Just swing | 5.4 minute read

What baseball can teach us about life

Happy Sunday. It’s a beautiful day for baseball, right?

The weekends, for my son, are filled with baseball. He plays on two teams.

He wasn’t swinging.

He’s played baseball for three years, his team won the championship last year and this year he’s on two teams to get in more reps. If you want to improve at baseball, It’s all about the reps — more pitches, more ground balls, and more swings.

But he wasn’t swinging.

I asked my good friend, a triple A baseball coach, played baseball his whole life, was the president of a local club: What do I do?

  1. “There are three strikes in every out,” he told me. “One’s the ump’s. One’s the pitcher’s. The third is yours. You can’t control the first two, but that last one? Make it count.

  2. Swing at the first pitch by default. Expand your zone and just swing. Don’t wait for perfection.

  3. Get him out of his head. It’s all in his head.

Nothing worked.

As parents, we put so much pressure on our kids to succeed — not necessarily so they make the big leagues and earn the big bucks, but to see their growth. To see them achieve something that’ll create core memories and give them confidence.

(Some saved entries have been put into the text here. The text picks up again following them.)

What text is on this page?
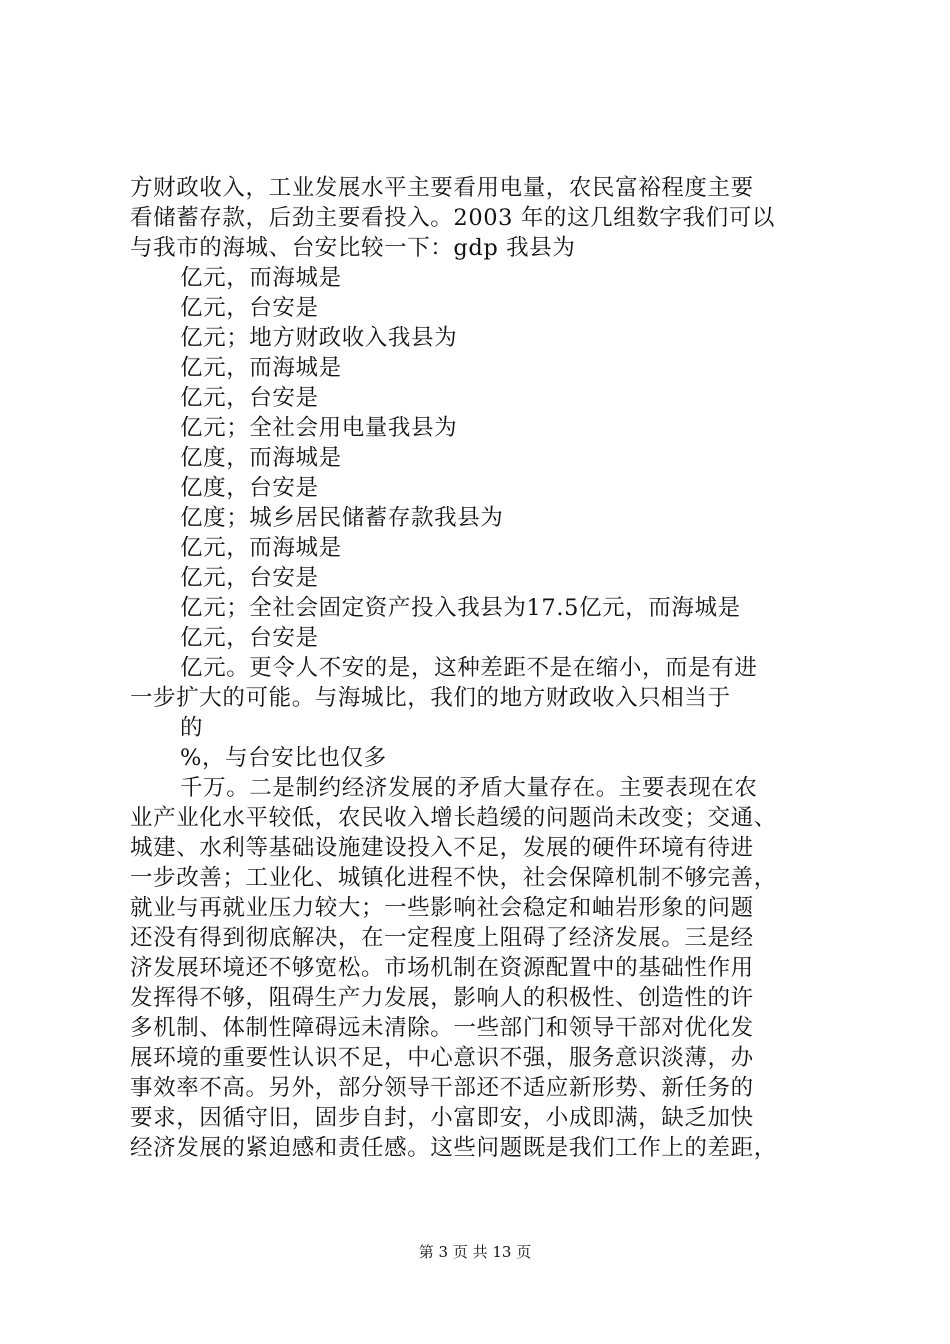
方财政收入，工业发展水平主要看用电量，农民富裕程度主要
看储蓄存款，后劲主要看投入。2003 年的这几组数字我们可以
与我市的海城、台安比较一下：gdp 我县为
亿元，而海城是
亿元，台安是
亿元；地方财政收入我县为
亿元，而海城是
亿元，台安是
亿元；全社会用电量我县为
亿度，而海城是
亿度，台安是
亿度；城乡居民储蓄存款我县为
亿元，而海城是
亿元，台安是
亿元；全社会固定资产投入我县为17.5亿元，而海城是
亿元，台安是
亿元。更令人不安的是，这种差距不是在缩小，而是有进
一步扩大的可能。与海城比，我们的地方财政收入只相当于
的
%，与台安比也仅多
千万。二是制约经济发展的矛盾大量存在。主要表现在农
业产业化水平较低，农民收入增长趋缓的问题尚未改变；交通、
城建、水利等基础设施建设投入不足，发展的硬件环境有待进
一步改善；工业化、城镇化进程不快，社会保障机制不够完善，
就业与再就业压力较大；一些影响社会稳定和岫岩形象的问题
还没有得到彻底解决，在一定程度上阻碍了经济发展。三是经
济发展环境还不够宽松。市场机制在资源配置中的基础性作用
发挥得不够，阻碍生产力发展，影响人的积极性、创造性的许
多机制、体制性障碍远未清除。一些部门和领导干部对优化发
展环境的重要性认识不足，中心意识不强，服务意识淡薄，办
事效率不高。另外，部分领导干部还不适应新形势、新任务的
要求，因循守旧，固步自封，小富即安，小成即满，缺乏加快
经济发展的紧迫感和责任感。这些问题既是我们工作上的差距，
第 3 页 共 13 页
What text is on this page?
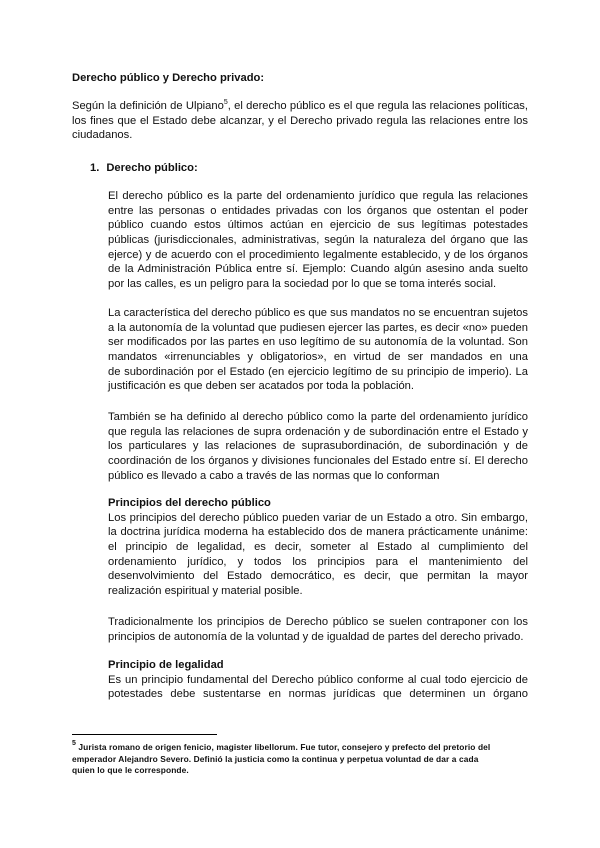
Derecho público y Derecho privado:
Según la definición de Ulpiano$^5$, el derecho público es el que regula las relaciones políticas,
los fines que el Estado debe alcanzar, y el Derecho privado regula las relaciones entre los
ciudadanos.
1. Derecho público:
El derecho público es la parte del ordenamiento jurídico que regula las relaciones
entre las personas o entidades privadas con los órganos que ostentan el poder
público cuando estos últimos actúan en ejercicio de sus legítimas potestades
públicas (jurisdiccionales, administrativas, según la naturaleza del órgano que las
ejerce) y de acuerdo con el procedimiento legalmente establecido, y de los órganos
de la Administración Pública entre sí. Ejemplo: Cuando algún asesino anda suelto
por las calles, es un peligro para la sociedad por lo que se toma interés social.
La característica del derecho público es que sus mandatos no se encuentran sujetos
a la autonomía de la voluntad que pudiesen ejercer las partes, es decir «no» pueden
ser modificados por las partes en uso legítimo de su autonomía de la voluntad. Son
mandatos «irrenunciables y obligatorios», en virtud de ser mandados en una
de subordinación por el Estado (en ejercicio legítimo de su principio de imperio). La
justificación es que deben ser acatados por toda la población.
También se ha definido al derecho público como la parte del ordenamiento jurídico
que regula las relaciones de supra ordenación y de subordinación entre el Estado y
los particulares y las relaciones de suprasubordinación, de subordinación y de
coordinación de los órganos y divisiones funcionales del Estado entre sí. El derecho
público es llevado a cabo a través de las normas que lo conforman
Principios del derecho público
Los principios del derecho público pueden variar de un Estado a otro. Sin embargo,
la doctrina jurídica moderna ha establecido dos de manera prácticamente unánime:
el principio de legalidad, es decir, someter al Estado al cumplimiento del
ordenamiento jurídico, y todos los principios para el mantenimiento del
desenvolvimiento del Estado democrático, es decir, que permitan la mayor
realización espiritual y material posible.
Tradicionalmente los principios de Derecho público se suelen contraponer con los
principios de autonomía de la voluntad y de igualdad de partes del derecho privado.
Principio de legalidad
Es un principio fundamental del Derecho público conforme al cual todo ejercicio de
potestades debe sustentarse en normas jurídicas que determinen un órgano
$^5$ Jurista romano de origen fenicio, magister libellorum. Fue tutor, consejero y prefecto del pretorio del
emperador Alejandro Severo. Definió la justicia como la continua y perpetua voluntad de dar a cada
quien lo que le corresponde.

Turns out pressure doesn’t always make diamonds, it can transform into anxiety. They want to please us so badly, their pre-frontal cortex (i.e. logic) shuts down and all the brain activity goes to the amygdala where the physical response is to fight, flight, or freeze.

Freeze. He was frozen. He wasn’t swinging.

I woke him up on Saturday morning.

“Today’s the day.”

“What?”

“Today’s the day, bud. Say it with me. Today’s the day.”

He curled away. He hid under his pillow. I jumped on his bed.

“Today’s the day!”

“Why are you saying that?”

“Ben, today’s the day. Anything can happen if you believe it. Today’s the day you beat that video game. Today’s the day you clean up your room. Today’s the day I’m going to run 26 minutes. Today’s the day, Ben.”

“Ok, today’s the day.”

At baseball, he swung three times and struck out. His next at bat, he got a hit, his first one of the season. His final at bat, he earned a “run batted in” (RBI) to earn a sweet spot on his team’s stat sheet.

My friend, that baseball coach fella, also said this: “If you want to make the hall of fame, you need a .300 batting average. You need to hit the ball three times out of 10. If you do, you’re a legend.”

Baseball is a game of failure.

And with that, I’ll close with arguably one of baseball’s best known failures, Michael Jordan (you know, the basketball legend).

“I’ve missed more than 9,000 shots in my career. I’ve lost almost 300 games. Twenty-six times I’ve been trusted to take the game-winning shot and missed. I’ve failed over and over and over again in my life. And that is why I succeed.”

Baseball is a game of failure. So is life. Swing anyway.

The pebble

The challenge

It’s Sunday. Pick one thing you’ve been scared to swing at. Don’t wait for perfect. Just get up and take a swing.

Because confidence doesn’t come before the swing, it comes after. Because sometimes, today’s the day.